Нильс пожал плечами, почесал макушку:

— Да что… Ничего. Дерзкая, неугомонная, бесстрашная. Сумасшедшая. При любой удобной возможности начинает играть на скрипке. Ее семья на грани полного разорения, поэтому она хотела выйти за сына местного жреца, но тот ее обманул.

— Значит, — подхватил Адам, — у нее две цели: выйти замуж и спасти семью? Ну, насчет первого ничего не скажу, не знаю. А вот для спасения семьи нужны деньги. И мы приходим к простому вопросу: где в Ластере строптивая скрипачка может найти деньги?

Адам смотрел на Нильса, будто ожидая, что тот ответит на вопрос, ответ на который сам собой разумеется.

— Проституция? — выдал тот.

Адам картинно приложился лбом о стол. Нильс, хмурясь, допил кофе. Представления друга его всегда только раздражали.

— Это ж со сколькими она должна переспать до полуночи?! — простонал Адам Ханн. — А еще замуж выходить. Нет, герр Альтерман, вы совсем не думаете. Вирту вас расслабил.

— Слушай, я не знаю. Меня год здесь не было, я… Я старался все забыть.

— Похвально. — Адам поднял голову. — Но сейчас ты здесь, и пора начинать вспоминать. Вспомнить, например, о ежегодном конкурсе скрипачей, объявление о котором висит в каждом кабаке. Победитель получает сто тысяч крон. На эти деньги можно спасти от разорения что угодно, а заодно и поднять собственные котировки на рынке невест.

Рука Нильса, игравшая с пиалой, дрогнула, замерла и вдруг хлопнула по столешне так, что даже кружка с пивом подскочила.

— Ты… Ты сто тысяч раз прав, Адам! — вполголоса воскликнул Нильс. — Она ведь утащила у родителей скрипку Лилиенталя!

— Да ну?! — Адам Ханн залпом осушил кружку, грохнул ей по столу и вытер рот тыльной стороной ладони. — Эта дерзость должна быть наказана. Что же мы сидим? За ней!

* * *

Синьора Руффини уснула поздно и с тяжелым сердцем, полагая, что отныне так будет каждую ночь. Лиза ушла, обняв ее на прощание. Ушла, не оглядываясь, к своему распроклятому Дио. Фабиано Моттола пообещал наутро привезти обещанное золото — семьям монахинь полагалась разовая выплата.

— Родную дочь продала, — шептала в темноту синьора Руффини, хотя прекрасно понимала, что это не так. Даже если бы за монашество надо было, наоборот, доплачивать, Лиза бы все равно пошла. Сколько же веры в этом ребенке…
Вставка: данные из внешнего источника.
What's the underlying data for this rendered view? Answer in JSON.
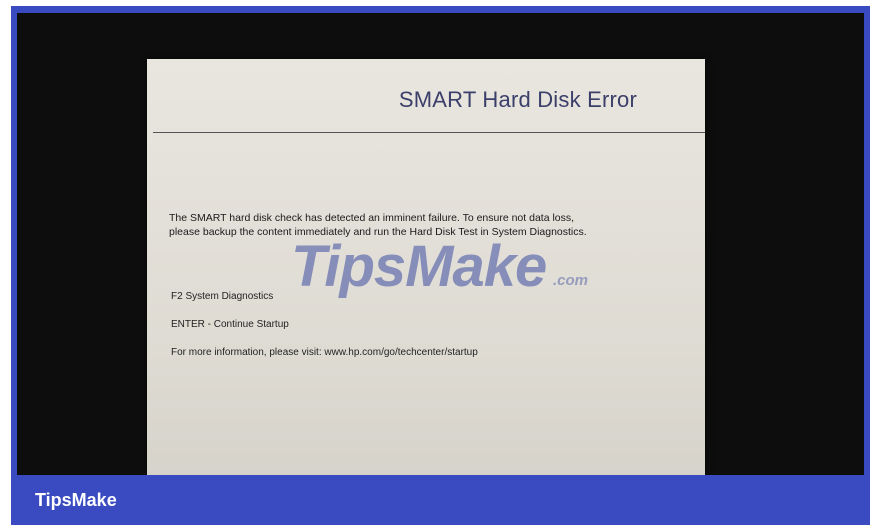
{
  "screen": {
    "title": "SMART Hard Disk Error",
    "message_line_1": "The SMART hard disk check has detected an imminent failure.  To ensure not data loss,",
    "message_line_2": "please backup the content immediately and run the Hard Disk Test in System Diagnostics.",
    "option_1": "F2 System Diagnostics",
    "option_2": "ENTER - Continue Startup",
    "option_3": "For more information, please visit:  www.hp.com/go/techcenter/startup"
  },
  "watermark": {
    "text": "TipsMake",
    "suffix": ".com"
  },
  "footer": {
    "brand": "TipsMake"
  },
  "colors": {
    "frame_blue": "#3a4bc2",
    "screen_bg": "#e4e1da",
    "title_text": "#3b3f6a"
  }
}
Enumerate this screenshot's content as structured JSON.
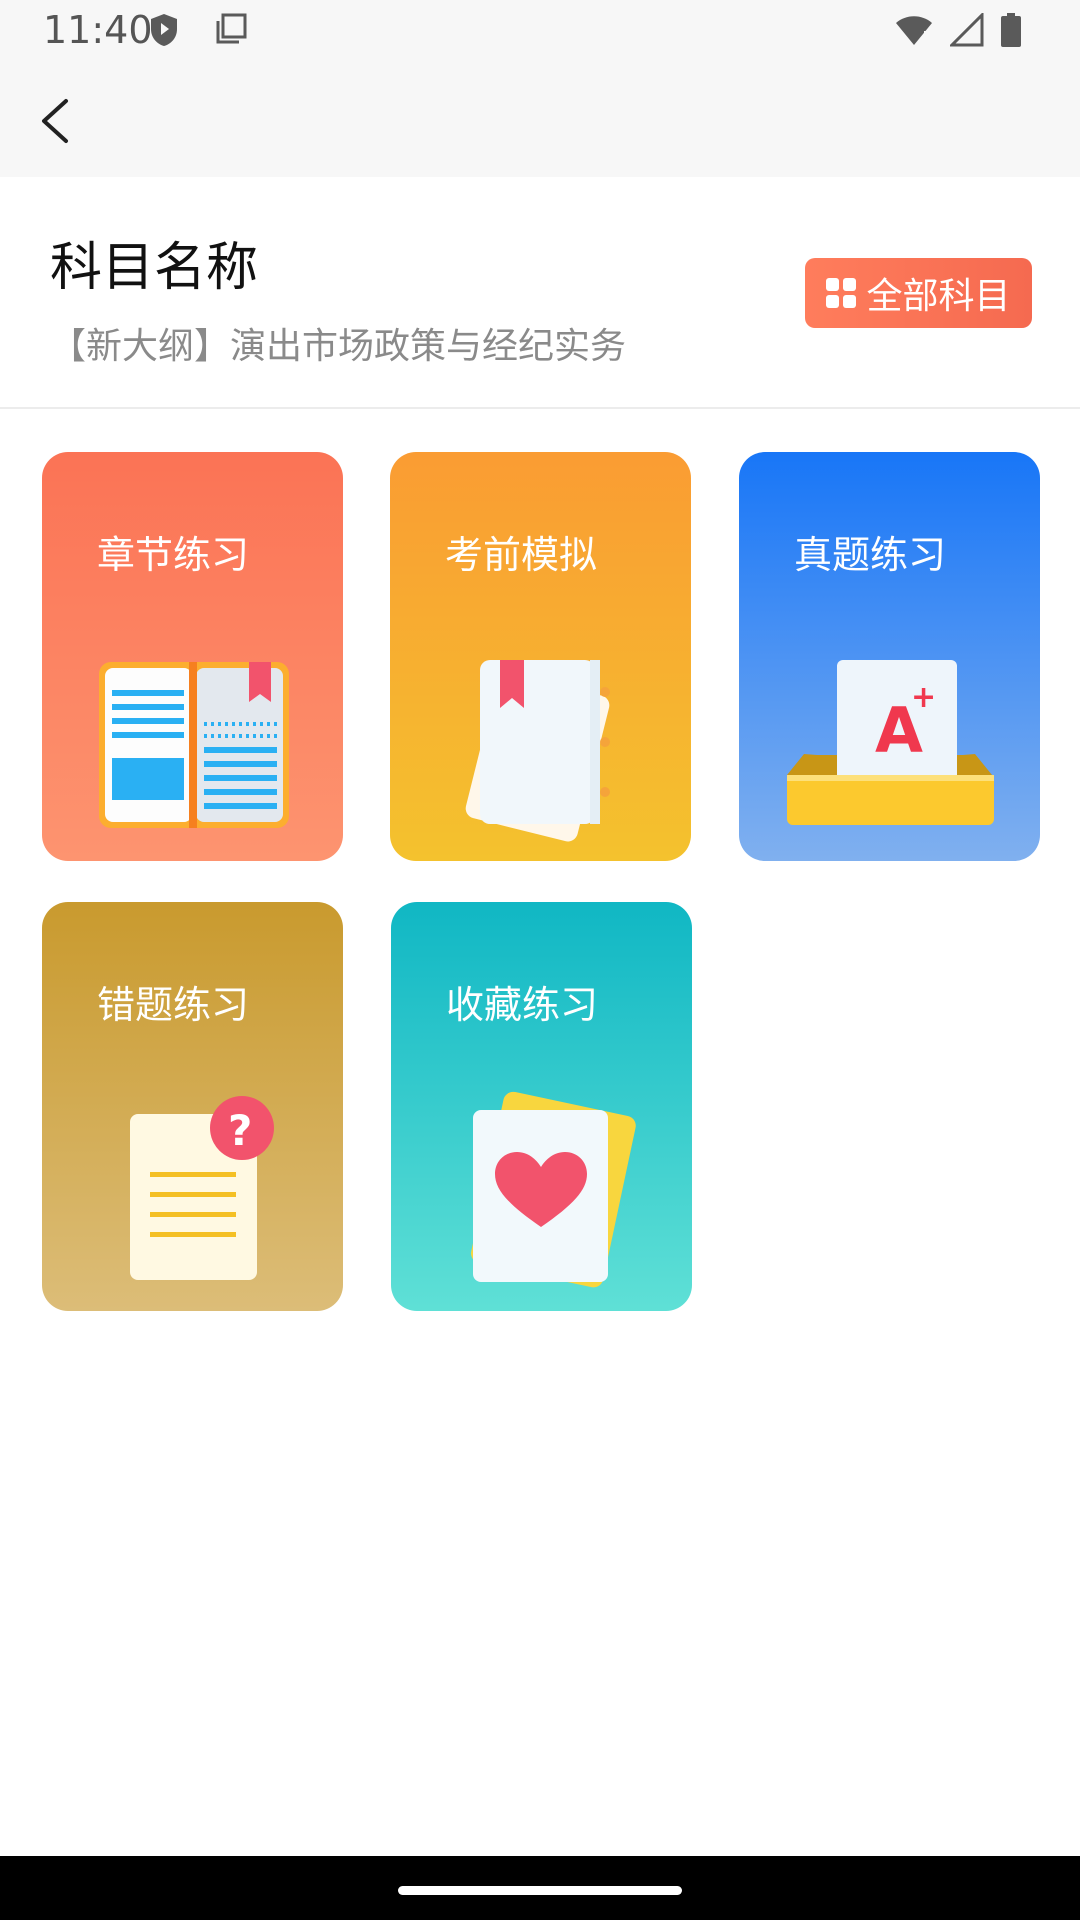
{
  "status_bar": {
    "time": "11:40"
  },
  "app_bar": {
    "back": "back"
  },
  "header": {
    "title": "科目名称",
    "subject": "【新大纲】演出市场政策与经纪实务",
    "all_subjects_label": "全部科目"
  },
  "cards": [
    {
      "label": "章节练习",
      "icon": "open-book-icon",
      "color": "#fb7355"
    },
    {
      "label": "考前模拟",
      "icon": "notebook-icon",
      "color": "#fa9c33"
    },
    {
      "label": "真题练习",
      "icon": "a-plus-paper-icon",
      "color": "#1876f7"
    },
    {
      "label": "错题练习",
      "icon": "question-document-icon",
      "color": "#c99a2e"
    },
    {
      "label": "收藏练习",
      "icon": "heart-card-icon",
      "color": "#10b7c4"
    }
  ]
}
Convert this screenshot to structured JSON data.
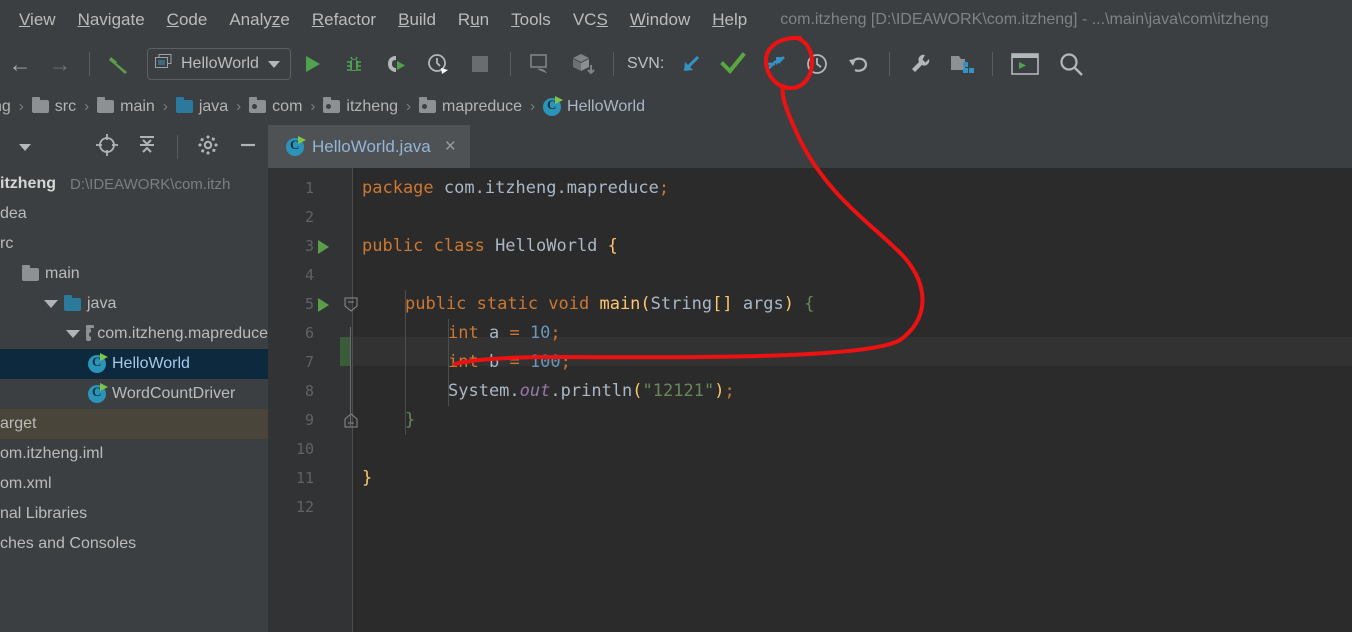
{
  "window": {
    "title": "com.itzheng [D:\\IDEAWORK\\com.itzheng] - ...\\main\\java\\com\\itzheng"
  },
  "menubar": {
    "items": [
      {
        "label": "View",
        "mnemonic": "V"
      },
      {
        "label": "Navigate",
        "mnemonic": "N"
      },
      {
        "label": "Code",
        "mnemonic": "C"
      },
      {
        "label": "Analyze",
        "mnemonic": "z"
      },
      {
        "label": "Refactor",
        "mnemonic": "R"
      },
      {
        "label": "Build",
        "mnemonic": "B"
      },
      {
        "label": "Run",
        "mnemonic": "u"
      },
      {
        "label": "Tools",
        "mnemonic": "T"
      },
      {
        "label": "VCS",
        "mnemonic": "S"
      },
      {
        "label": "Window",
        "mnemonic": "W"
      },
      {
        "label": "Help",
        "mnemonic": "H"
      }
    ]
  },
  "toolbar": {
    "back_icon": "arrow-left-icon",
    "forward_icon": "arrow-right-icon",
    "build_icon": "hammer-icon",
    "run_config": {
      "label": "HelloWorld",
      "icon": "application-icon",
      "caret": "chevron-down-icon"
    },
    "run_icon": "run-icon",
    "debug_icon": "debug-bug-icon",
    "run_coverage_icon": "run-with-coverage-icon",
    "profile_icon": "profiler-icon",
    "stop_icon": "stop-icon",
    "attach_icon": "attach-debugger-icon",
    "update_project_icon": "update-project-icon",
    "svn_label": "SVN:",
    "svn_update_icon": "svn-update-icon",
    "svn_commit_icon": "svn-commit-checkmark-icon",
    "svn_integrate_icon": "svn-integrate-icon",
    "svn_history_icon": "svn-history-clock-icon",
    "svn_rollback_icon": "svn-rollback-icon",
    "settings_icon": "wrench-settings-icon",
    "project_structure_icon": "project-structure-icon",
    "terminal_icon": "terminal-icon",
    "search_icon": "search-icon"
  },
  "breadcrumb": {
    "items": [
      {
        "label": "ng",
        "icon": "none"
      },
      {
        "label": "src",
        "icon": "folder-icon"
      },
      {
        "label": "main",
        "icon": "folder-icon"
      },
      {
        "label": "java",
        "icon": "source-folder-icon"
      },
      {
        "label": "com",
        "icon": "package-icon"
      },
      {
        "label": "itzheng",
        "icon": "package-icon"
      },
      {
        "label": "mapreduce",
        "icon": "package-icon"
      },
      {
        "label": "HelloWorld",
        "icon": "java-class-icon"
      }
    ],
    "separator": "›"
  },
  "project_panel": {
    "toolbar_icons": [
      "chevron-down-icon",
      "locate-target-icon",
      "collapse-all-icon",
      "gear-icon",
      "minimize-icon"
    ],
    "tree": [
      {
        "label": "itzheng",
        "detail": "D:\\IDEAWORK\\com.itzh",
        "icon": "project-root-icon",
        "indent": 0,
        "bold": true,
        "state": "normal"
      },
      {
        "label": "dea",
        "icon": "folder-icon",
        "indent": 1,
        "state": "normal"
      },
      {
        "label": "rc",
        "icon": "folder-icon",
        "indent": 1,
        "state": "normal"
      },
      {
        "label": "main",
        "icon": "folder-icon",
        "indent": 2,
        "state": "normal"
      },
      {
        "label": "java",
        "icon": "source-folder-icon",
        "indent": 3,
        "state": "normal"
      },
      {
        "label": "com.itzheng.mapreduce",
        "icon": "package-icon",
        "indent": 4,
        "state": "normal"
      },
      {
        "label": "HelloWorld",
        "icon": "java-class-icon",
        "indent": 5,
        "state": "selected"
      },
      {
        "label": "WordCountDriver",
        "icon": "java-class-icon",
        "indent": 5,
        "state": "normal"
      },
      {
        "label": "arget",
        "icon": "none",
        "indent": 1,
        "state": "hover"
      },
      {
        "label": "om.itzheng.iml",
        "icon": "none",
        "indent": 1,
        "state": "normal"
      },
      {
        "label": "om.xml",
        "icon": "none",
        "indent": 1,
        "state": "normal"
      },
      {
        "label": "nal Libraries",
        "icon": "none",
        "indent": 0,
        "state": "normal"
      },
      {
        "label": "ches and Consoles",
        "icon": "none",
        "indent": 0,
        "state": "normal"
      }
    ]
  },
  "editor": {
    "tab": {
      "label": "HelloWorld.java",
      "icon": "java-class-icon",
      "close": "×"
    },
    "caret_line": 7,
    "lines": [
      {
        "n": 1,
        "indent": 0,
        "run_marker": false,
        "fold": false,
        "tokens": [
          {
            "t": "package ",
            "c": "kw"
          },
          {
            "t": "com.itzheng.mapreduce",
            "c": "ident"
          },
          {
            "t": ";",
            "c": "semi"
          }
        ]
      },
      {
        "n": 2,
        "indent": 0,
        "run_marker": false,
        "fold": false,
        "tokens": []
      },
      {
        "n": 3,
        "indent": 0,
        "run_marker": true,
        "fold": false,
        "tokens": [
          {
            "t": "public class ",
            "c": "kw"
          },
          {
            "t": "HelloWorld",
            "c": "cls"
          },
          {
            "t": " ",
            "c": "ident"
          },
          {
            "t": "{",
            "c": "brace-y"
          }
        ]
      },
      {
        "n": 4,
        "indent": 0,
        "run_marker": false,
        "fold": false,
        "tokens": []
      },
      {
        "n": 5,
        "indent": 1,
        "run_marker": true,
        "fold": true,
        "tokens": [
          {
            "t": "public static void ",
            "c": "kw"
          },
          {
            "t": "main",
            "c": "fn"
          },
          {
            "t": "(",
            "c": "brace-y"
          },
          {
            "t": "String",
            "c": "cls"
          },
          {
            "t": "[]",
            "c": "brace-y"
          },
          {
            "t": " args",
            "c": "ident"
          },
          {
            "t": ")",
            "c": "brace-y"
          },
          {
            "t": " ",
            "c": "ident"
          },
          {
            "t": "{",
            "c": "brace-g"
          }
        ]
      },
      {
        "n": 6,
        "indent": 2,
        "run_marker": false,
        "fold": false,
        "tokens": [
          {
            "t": "int",
            "c": "kw"
          },
          {
            "t": " a ",
            "c": "ident"
          },
          {
            "t": "=",
            "c": "semi"
          },
          {
            "t": " ",
            "c": "ident"
          },
          {
            "t": "10",
            "c": "num"
          },
          {
            "t": ";",
            "c": "semi"
          }
        ]
      },
      {
        "n": 7,
        "indent": 2,
        "run_marker": false,
        "fold": false,
        "tokens": [
          {
            "t": "int",
            "c": "kw"
          },
          {
            "t": " b ",
            "c": "ident"
          },
          {
            "t": "=",
            "c": "semi"
          },
          {
            "t": " ",
            "c": "ident"
          },
          {
            "t": "100",
            "c": "num"
          },
          {
            "t": ";",
            "c": "semi"
          }
        ]
      },
      {
        "n": 8,
        "indent": 2,
        "run_marker": false,
        "fold": false,
        "tokens": [
          {
            "t": "System",
            "c": "cls"
          },
          {
            "t": ".",
            "c": "ident"
          },
          {
            "t": "out",
            "c": "stat"
          },
          {
            "t": ".println",
            "c": "ident"
          },
          {
            "t": "(",
            "c": "brace-y"
          },
          {
            "t": "\"12121\"",
            "c": "str"
          },
          {
            "t": ")",
            "c": "brace-y"
          },
          {
            "t": ";",
            "c": "semi"
          }
        ]
      },
      {
        "n": 9,
        "indent": 1,
        "run_marker": false,
        "fold": true,
        "tokens": [
          {
            "t": "}",
            "c": "brace-g"
          }
        ]
      },
      {
        "n": 10,
        "indent": 0,
        "run_marker": false,
        "fold": false,
        "tokens": []
      },
      {
        "n": 11,
        "indent": 0,
        "run_marker": false,
        "fold": false,
        "tokens": [
          {
            "t": "}",
            "c": "brace-y"
          }
        ]
      },
      {
        "n": 12,
        "indent": 0,
        "run_marker": false,
        "fold": false,
        "tokens": []
      }
    ]
  },
  "annotation": {
    "color": "#ee1111",
    "description": "hand-drawn red underline under line 7 curving up to circle the SVN commit checkmark"
  }
}
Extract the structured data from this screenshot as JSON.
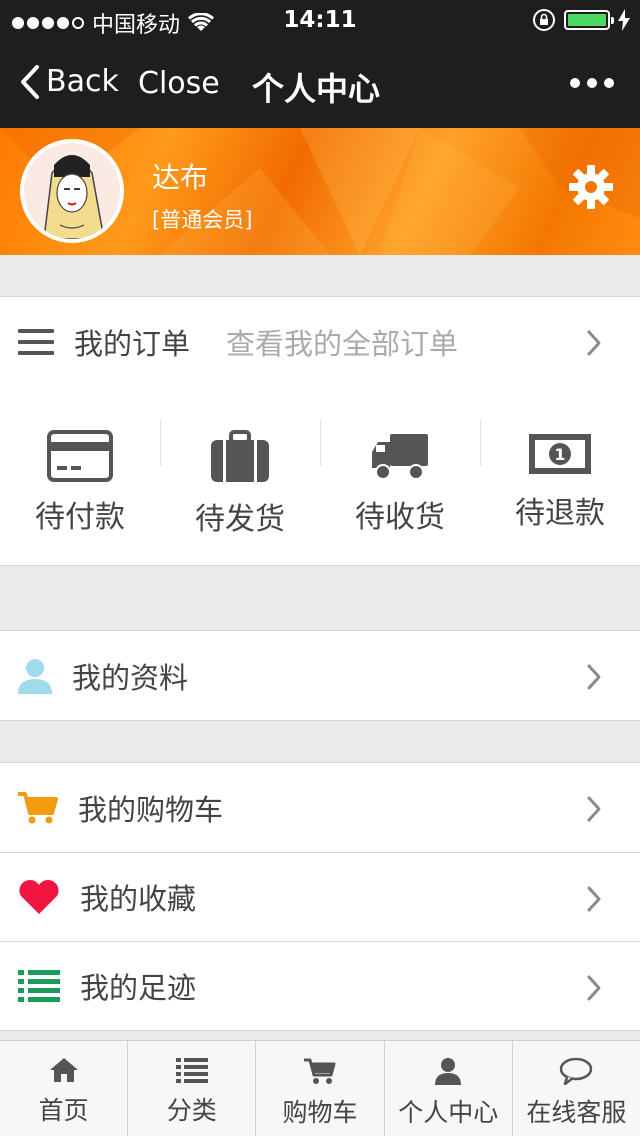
{
  "status_bar": {
    "carrier": "中国移动",
    "time": "14:11"
  },
  "nav": {
    "back_label": "Back",
    "close_label": "Close",
    "title": "个人中心"
  },
  "profile": {
    "username": "达布",
    "level": "[普通会员]"
  },
  "orders": {
    "title": "我的订单",
    "view_all": "查看我的全部订单",
    "states": [
      {
        "label": "待付款",
        "icon": "credit-card-icon"
      },
      {
        "label": "待发货",
        "icon": "briefcase-icon"
      },
      {
        "label": "待收货",
        "icon": "truck-icon"
      },
      {
        "label": "待退款",
        "icon": "banknote-icon"
      }
    ]
  },
  "menu": {
    "profile": {
      "label": "我的资料",
      "icon": "user-icon",
      "color": "#9fdbe9"
    },
    "cart": {
      "label": "我的购物车",
      "icon": "cart-icon",
      "color": "#f39c12"
    },
    "favorites": {
      "label": "我的收藏",
      "icon": "heart-icon",
      "color": "#f0163f"
    },
    "history": {
      "label": "我的足迹",
      "icon": "list-icon",
      "color": "#1c9a5a"
    }
  },
  "tabs": [
    {
      "label": "首页",
      "icon": "home-icon"
    },
    {
      "label": "分类",
      "icon": "list-icon"
    },
    {
      "label": "购物车",
      "icon": "cart-icon"
    },
    {
      "label": "个人中心",
      "icon": "user-icon"
    },
    {
      "label": "在线客服",
      "icon": "chat-bubble-icon"
    }
  ],
  "colors": {
    "header_orange": "#ff8a10",
    "nav_dark": "#1e1e1f",
    "battery_green": "#4cd964"
  }
}
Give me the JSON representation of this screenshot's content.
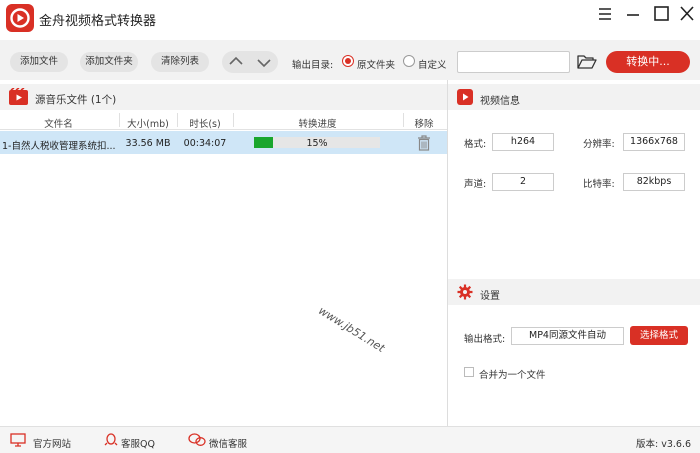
{
  "app": {
    "title": "金舟视频格式转换器"
  },
  "toolbar": {
    "add_file": "添加文件",
    "add_folder": "添加文件夹",
    "clear_list": "清除列表",
    "output_dir_label": "输出目录:",
    "radio_source": "原文件夹",
    "radio_custom": "自定义",
    "output_path": "",
    "convert_label": "转换中..."
  },
  "file_list": {
    "title": "源音乐文件 (1个)",
    "columns": [
      "文件名",
      "大小(mb)",
      "时长(s)",
      "转换进度",
      "移除"
    ],
    "rows": [
      {
        "name": "1-自然人税收管理系统扣...",
        "size": "33.56 MB",
        "duration": "00:34:07",
        "progress_text": "15%",
        "progress": 0.15
      }
    ]
  },
  "watermark": "www.jb51.net",
  "video_info": {
    "title": "视频信息",
    "format_label": "格式:",
    "format_value": "h264",
    "resolution_label": "分辨率:",
    "resolution_value": "1366x768",
    "channels_label": "声道:",
    "channels_value": "2",
    "bitrate_label": "比特率:",
    "bitrate_value": "82kbps"
  },
  "settings": {
    "title": "设置",
    "output_format_label": "输出格式:",
    "output_format_value": "MP4同源文件自动",
    "select_format_button": "选择格式",
    "merge_label": "合并为一个文件"
  },
  "statusbar": {
    "website": "官方网站",
    "qq": "客服QQ",
    "wechat": "微信客服",
    "version": "版本: v3.6.6"
  },
  "colors": {
    "accent": "#d93025",
    "progress": "#1aa62d",
    "selected_row": "#cfe6f7"
  }
}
Ночь выдалась отвратительно тихой и спокойной. Никто не орал, пьяный, на улице, не гомонила ребятня. Будто и не праздник вовсе. На этой вот грустной мысли синьора Руффини забылась тревожным сном. И, как это часто бывает, ей показалось, будто она только сомкнула глаз, как ее разбудил некий звук.

Поначалу она лежала и прислушивалась, думая, будто показалось. Но вот что-то стукнуло, брякнуло, а потом оглушительно порвалось. Воры?! Нашли куда забираться! Или, может, подумали, что золото уже получено? Вот напасть, теперь и об этом извольте трястись… Нет, не может быть счастья в Вирту, не может…

Шум становился все наглее, и синьора Руффини тихо сползла с постели, взяла старинный канделябр и, сделав несколько пробных замахов, подкралась к двери.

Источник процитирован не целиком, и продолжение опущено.